Mardi 16 janvier dernier avait lieu la première du spectacle « Moche » créé par Laurent Cebe, au Théâtre Universitaire de Nantes. Cette œuvre chorégraphique, articulée autour de six danseur.euses, d’un musicien et d’un régisseur, prend la forme hybride d’une création scénique mêlant danse, musique, dessin. Le public a répondu présent à ce rendez-vous décalé.

Ce soir-là, tout le monde voulait être « Moche ». Le spectacle de Laurent Cebe faisait en effet salle comble, mardi 16 janvier au TU, et une vingtaine de personnes sans billet piétinaient, tentant leur chance sur liste d’attente. À 21h, les portes se sont ouvertes sur une salle entièrement revisitée pour accueillir un gigantesque tapis de jeu, bariolé de dessins, autour duquel le public a pu s’installer avec des yeux curieux. « Moche » : un drôle de mot pour un pas de côté assuré. Retour sur cette première qui a emballé la foule !

« Moche » a inspiré le public du TU Nantes, assis autour du tapis de jeu géant créé par Laurent Cebe.

« Moche », c’est le genre de représentation qui dérape, qui vacille, où rien ne se passe comme prévu. En apparence. Pendant 60 minutes, les danseur.euses improvisent une chorégraphie à partir de dessins… et tombent ! Le guitariste joue, parfois sans guitare, des mots sont hurlés, lancés, des corps s’entrechoquent. Parfois, de longs silences, puis un brouhaha. Là, un danseur vocifère. Une autre est allongée, inerte, à l’autre bout de la scène.
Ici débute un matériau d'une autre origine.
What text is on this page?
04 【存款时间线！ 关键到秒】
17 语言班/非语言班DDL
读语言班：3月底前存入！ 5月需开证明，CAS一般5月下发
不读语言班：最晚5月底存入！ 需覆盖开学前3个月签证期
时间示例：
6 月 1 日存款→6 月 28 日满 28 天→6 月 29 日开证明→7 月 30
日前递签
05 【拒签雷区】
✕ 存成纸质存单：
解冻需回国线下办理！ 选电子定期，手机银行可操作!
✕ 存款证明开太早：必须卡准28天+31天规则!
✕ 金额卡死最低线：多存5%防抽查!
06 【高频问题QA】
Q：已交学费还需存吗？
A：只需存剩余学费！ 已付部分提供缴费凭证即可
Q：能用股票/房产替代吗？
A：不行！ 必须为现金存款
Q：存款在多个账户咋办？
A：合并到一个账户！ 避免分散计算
Une autre encore est en transe, le corps tendu. Les mouvements vont et viennent entre le public et les artistes, se répondent. Musique, doute, déhanché passionné. Tout ça, c’est « Moche ». Le plaisir extatique, jubilatoire de s’accorder, pendant une heure, la possibilité de l’imperfection. Tout en justesse, émotion, énergie. Un élan de liberté qui a semble-t-il traversé le public. Iels nous ont confié leurs sentiments sur la création de Laurent Cebe.

Tonnerre d’applaudissements pour Laurent Cebe, créateur et chorégraphe de « Moche ».
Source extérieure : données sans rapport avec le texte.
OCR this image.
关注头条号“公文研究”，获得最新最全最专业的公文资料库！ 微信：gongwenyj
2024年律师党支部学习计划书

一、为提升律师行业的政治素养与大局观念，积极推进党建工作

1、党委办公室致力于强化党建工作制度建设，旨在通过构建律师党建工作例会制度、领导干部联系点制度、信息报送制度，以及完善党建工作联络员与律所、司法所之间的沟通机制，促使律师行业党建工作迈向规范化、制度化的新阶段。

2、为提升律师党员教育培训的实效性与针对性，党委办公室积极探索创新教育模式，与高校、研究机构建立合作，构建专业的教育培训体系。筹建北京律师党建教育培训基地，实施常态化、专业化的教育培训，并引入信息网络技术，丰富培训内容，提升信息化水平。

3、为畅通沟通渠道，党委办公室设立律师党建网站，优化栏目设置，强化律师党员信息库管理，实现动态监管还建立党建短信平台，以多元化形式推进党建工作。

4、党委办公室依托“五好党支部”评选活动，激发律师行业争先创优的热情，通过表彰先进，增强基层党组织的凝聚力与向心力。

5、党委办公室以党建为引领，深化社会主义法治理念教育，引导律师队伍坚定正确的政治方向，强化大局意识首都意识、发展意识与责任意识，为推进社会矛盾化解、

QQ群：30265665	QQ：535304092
« Moche », le lâcher-prise des spectateur.trices

À la sortie, deux jeunes femmes sont attablées au bar du TU, un peu dépitées : « On aurait bien aimé voir la pièce… » marmonne l’une d’entre elle. Cynthia et Amélie, qui elles ont pu assister au spectacle, en parlent avec animation : « Je connaissais le travail de Laurent. Plein de choses m’ont émue… Ça m’a fait du bien, ce côté rock and roll. »

 « Il nous a offert quelque chose. Pendant une heure, je n’ai pensé à rien, je me suis échappée. C’était bienvenu, je trouve, par rapport à l’actualité, tout ce qu’on voit chaque jour. On en avait besoin. »

Cynthia et Amélie connaissent le travail de Laurent Cebe depuis plusieurs années et n’ont pas été déçues.

D’autres sont venu.e.s en totale découverte. C’est le cas de Pierre qui se confie à Fragil, un sourire jusqu’aux oreilles.

« À des moments j’étais complètement perdu, je ne savais pas ce qui était écrit et quand c’était de l’improvisation. C’était du lâcher prise total ! »

Un lâcher-prise qui rend cette première particulièrement unique : le « Moche » du 16 janvier ne ressemblera jamais à d’autres « Moche » ! Une expérience qui a des airs de retour en enfance pour Antoine, pas vraiment familier du TU : « Je ne savais rien de la pièce, j’ai eu l’impression qu’on me ramenait à l’enfance et à une espèce de candeur. Ça m’a mis dans un rapport de moi enfant qui découvre le monde. En plus, avec les carnets de coloriage et les crayons de couleurs… » En effet, au début de la représentation, tous.tes les spectateur.trices se sont vu.es offrir un carnet pour griffonner dedans : « Tout ce qui vous inspire sur le moment, des émotions, des phrases, des mots, des lignes… ».

« Quand il y avait des silences, on entendait quelques personnes écrire dans le carnet, changer de crayon de couleur… j’étais super investi !»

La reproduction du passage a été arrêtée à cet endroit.